The Mountbattens: Their Lives and Loves
Andrew Lownie
Harper Collins,
490 pages, Rs 699
Lord Louis Mountbatten was a member of the British royal family. That got him many jobs which he didn’t perhaps deserve fully. In the end it also got him blown up when a bomb went off on his boat in 1979. He didn’t deserve that either.
But he lived a good life. The royal connection also got him many good jobs, including that of Supreme Commander of Allied Forces in the East during World War II. He was just 43.
Churchill wasn’t keen but eventually went along. He may have wanted to send him very far away. In any case, the Americans were calling the shots by then. Dickie couldn’t do much harm.
Another job that he wasn’t quite suited for was that of the last Viceroy of India. He made a monumental mess. According to one historian, he hurried up the independence of India because he wanted to get back to London quickly so that he would be in the running for heading all British forces. That haste is what led to the partition mess.
Mr Lownie is very sympathetic to his subject. There is negligible detail. So the reader comes away thinking of old Dickie as what they call good man the lalten in Punjab.
This book, whose major strength is its enormous bibliography, tells many stories. Many of them are well known but a few are not. Thus not many people know that Mountbatten was in charge of the disastrous Anglo-Canadian raid on the port of Dieppe in German occupied France.
It wasn’t a great idea to start with, and Mountbatten knew that it wouldn’t work. It was more of a political statement rather than a military one.
Given the various hurdles that Mr Lownie lists, it shouldn’t have happened. But “Mountbatten, naturally impatient and over-confident took the decision to proceed with the operation…”.
But Mountbatten, says Mr Lownie, had a crack PR team, with no less than Daryl F Zanuck on it, and managed not to get associated with it in the public mind. This despite the fact that people always tend to associate failure with specific people.

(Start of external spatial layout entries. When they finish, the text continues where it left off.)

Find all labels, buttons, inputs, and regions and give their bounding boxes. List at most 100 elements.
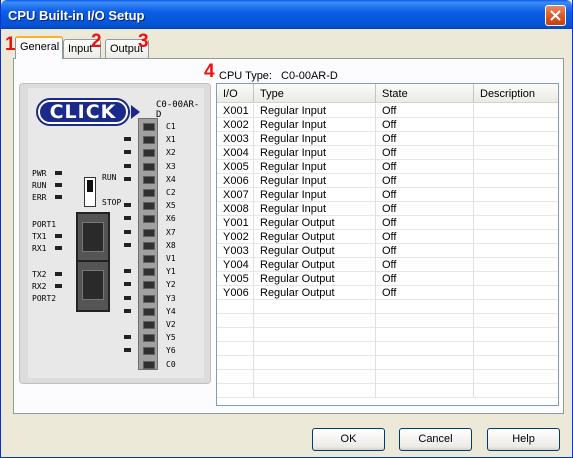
table-cell[interactable]: Off bbox=[376, 286, 474, 300]
table-cell[interactable]: Regular Input bbox=[254, 146, 376, 160]
table-cell[interactable]: Off bbox=[376, 174, 474, 188]
table-cell[interactable]: Y002 bbox=[217, 230, 254, 244]
table-cell[interactable] bbox=[474, 216, 558, 230]
table-cell[interactable] bbox=[376, 300, 474, 314]
table-row[interactable] bbox=[217, 384, 558, 398]
table-cell[interactable]: X004 bbox=[217, 146, 254, 160]
table-cell[interactable] bbox=[474, 314, 558, 328]
table-row[interactable]: X005 Regular Input Off bbox=[217, 160, 558, 174]
table-cell[interactable] bbox=[376, 356, 474, 370]
table-cell[interactable]: Regular Input bbox=[254, 188, 376, 202]
table-cell[interactable] bbox=[474, 230, 558, 244]
table-cell[interactable] bbox=[217, 384, 254, 398]
table-cell[interactable] bbox=[474, 370, 558, 384]
table-cell[interactable] bbox=[217, 342, 254, 356]
table-cell[interactable]: X001 bbox=[217, 104, 254, 118]
table-cell[interactable] bbox=[474, 328, 558, 342]
table-cell[interactable]: Off bbox=[376, 216, 474, 230]
table-cell[interactable]: Regular Input bbox=[254, 118, 376, 132]
table-cell[interactable] bbox=[217, 314, 254, 328]
table-cell[interactable]: X007 bbox=[217, 188, 254, 202]
table-row[interactable] bbox=[217, 300, 558, 314]
table-cell[interactable]: Regular Output bbox=[254, 258, 376, 272]
table-cell[interactable]: Y005 bbox=[217, 272, 254, 286]
table-cell[interactable]: Y003 bbox=[217, 244, 254, 258]
table-cell[interactable] bbox=[254, 384, 376, 398]
table-cell[interactable]: Regular Input bbox=[254, 104, 376, 118]
help-button[interactable]: Help bbox=[487, 428, 560, 451]
table-cell[interactable] bbox=[217, 328, 254, 342]
table-cell[interactable]: Off bbox=[376, 146, 474, 160]
table-cell[interactable] bbox=[474, 286, 558, 300]
table-cell[interactable]: X006 bbox=[217, 174, 254, 188]
table-cell[interactable] bbox=[376, 384, 474, 398]
column-header-state[interactable]: State bbox=[376, 84, 474, 103]
table-cell[interactable]: Regular Input bbox=[254, 132, 376, 146]
table-row[interactable]: Y004 Regular Output Off bbox=[217, 258, 558, 272]
table-cell[interactable] bbox=[254, 356, 376, 370]
table-cell[interactable]: Off bbox=[376, 258, 474, 272]
table-cell[interactable] bbox=[217, 300, 254, 314]
table-cell[interactable]: Off bbox=[376, 188, 474, 202]
table-cell[interactable] bbox=[254, 342, 376, 356]
table-cell[interactable] bbox=[217, 356, 254, 370]
table-cell[interactable]: Regular Output bbox=[254, 286, 376, 300]
table-row[interactable]: X006 Regular Input Off bbox=[217, 174, 558, 188]
table-row[interactable]: Y006 Regular Output Off bbox=[217, 286, 558, 300]
table-cell[interactable] bbox=[254, 300, 376, 314]
table-cell[interactable]: Off bbox=[376, 244, 474, 258]
table-cell[interactable] bbox=[474, 132, 558, 146]
table-row[interactable]: Y001 Regular Output Off bbox=[217, 216, 558, 230]
table-cell[interactable] bbox=[376, 342, 474, 356]
table-cell[interactable]: X002 bbox=[217, 118, 254, 132]
table-cell[interactable]: Regular Output bbox=[254, 244, 376, 258]
table-cell[interactable]: X008 bbox=[217, 202, 254, 216]
table-cell[interactable] bbox=[474, 118, 558, 132]
table-cell[interactable] bbox=[474, 356, 558, 370]
table-cell[interactable] bbox=[474, 174, 558, 188]
io-grid[interactable]: I/O Type State Description X001 Regular I… bbox=[216, 83, 559, 406]
table-row[interactable]: X008 Regular Input Off bbox=[217, 202, 558, 216]
table-row[interactable] bbox=[217, 314, 558, 328]
table-cell[interactable]: Y006 bbox=[217, 286, 254, 300]
table-cell[interactable]: Off bbox=[376, 202, 474, 216]
table-cell[interactable] bbox=[474, 146, 558, 160]
table-row[interactable] bbox=[217, 328, 558, 342]
table-cell[interactable] bbox=[217, 370, 254, 384]
table-row[interactable] bbox=[217, 370, 558, 384]
table-cell[interactable]: Regular Output bbox=[254, 272, 376, 286]
column-header-io[interactable]: I/O bbox=[217, 84, 254, 103]
table-cell[interactable]: Off bbox=[376, 272, 474, 286]
table-cell[interactable]: Regular Output bbox=[254, 230, 376, 244]
table-row[interactable]: Y002 Regular Output Off bbox=[217, 230, 558, 244]
table-cell[interactable]: Off bbox=[376, 104, 474, 118]
table-cell[interactable]: Y004 bbox=[217, 258, 254, 272]
table-cell[interactable] bbox=[376, 314, 474, 328]
table-cell[interactable] bbox=[474, 300, 558, 314]
table-cell[interactable]: Off bbox=[376, 230, 474, 244]
column-header-description[interactable]: Description bbox=[474, 84, 558, 103]
table-cell[interactable]: Off bbox=[376, 118, 474, 132]
table-cell[interactable] bbox=[376, 370, 474, 384]
table-cell[interactable] bbox=[254, 328, 376, 342]
table-cell[interactable] bbox=[376, 328, 474, 342]
table-cell[interactable] bbox=[474, 258, 558, 272]
table-row[interactable]: X002 Regular Input Off bbox=[217, 118, 558, 132]
table-cell[interactable]: Regular Output bbox=[254, 216, 376, 230]
table-cell[interactable] bbox=[254, 314, 376, 328]
table-cell[interactable]: Regular Input bbox=[254, 160, 376, 174]
table-row[interactable]: X007 Regular Input Off bbox=[217, 188, 558, 202]
table-cell[interactable] bbox=[474, 384, 558, 398]
table-row[interactable]: Y005 Regular Output Off bbox=[217, 272, 558, 286]
table-row[interactable]: X003 Regular Input Off bbox=[217, 132, 558, 146]
column-header-type[interactable]: Type bbox=[254, 84, 376, 103]
tab-general[interactable]: General bbox=[15, 36, 63, 59]
table-cell[interactable]: X003 bbox=[217, 132, 254, 146]
table-cell[interactable] bbox=[474, 104, 558, 118]
table-cell[interactable] bbox=[474, 342, 558, 356]
table-cell[interactable]: Regular Input bbox=[254, 202, 376, 216]
close-button[interactable] bbox=[545, 5, 566, 26]
table-cell[interactable]: Y001 bbox=[217, 216, 254, 230]
table-row[interactable]: X004 Regular Input Off bbox=[217, 146, 558, 160]
table-cell[interactable] bbox=[474, 160, 558, 174]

So the confusion over who screwed up still continues. But the fact remains: He was in charge and should have stopped it after realising that it wasn’t going to succeed. This was Dickie all over.
It’s also, as we know, very similar to the way Indians think of him as not being responsible for partition. In the hierarchy of those who get blamed, he comes last.
His own report on it is a masterpiece of the technique of how to distance yourself. Indeed had it not been for the official record available in the Transfer of Power volumes, it might well have become the only record.
What Mountbatten’s contribution in Asia was is still unclear. Mr Lownie attributes many things to him like energy, coordination, teamwork etc, but specifically? Nothing or not much.
Mercifully this book is not entirely about all that, at least not much. It’s also about his — and his wife’s — personal life. Both were very colourful. In his preface the author quotes Mountbatten as saying, “Edwina and I spent all our married lives getting into other people’s beds.” Right.
Very early on in their marriage they agreed not to insist on marital fidelity. After that it was all smooth sailing. But even there the details are absent. Who had greater success, for example? The men usually draw the short straw so it would have been interesting to know who manages to get into more beds.
Edwina’s affair, if it was fully that, seemed to hurt. Mr Lownie says at one point she may even have considered divorce but she didn’t really want it. Life was very nice with Mountbatten and anyway by the mid-1950s the ardour has cooled considerably. They weren’t writing as often and after 1955 or so the annual visits also tapered off. But while it lasted it was very intense, even if Nehru wasn’t very loyal.
Mr Lownie says on page 268 that “Nehru was deeply attractive to women and had many lovers”. He lists four of them.
But he is careful not to sound judgemental. But by every token it was inexcusable behaviour for a prime minister. No gloss is possible.
One last nugget. Mr Lownie says when Jinnah was given some letters from Edwina to Nehru, he returned them saying he “had no wish to capitalise on them”.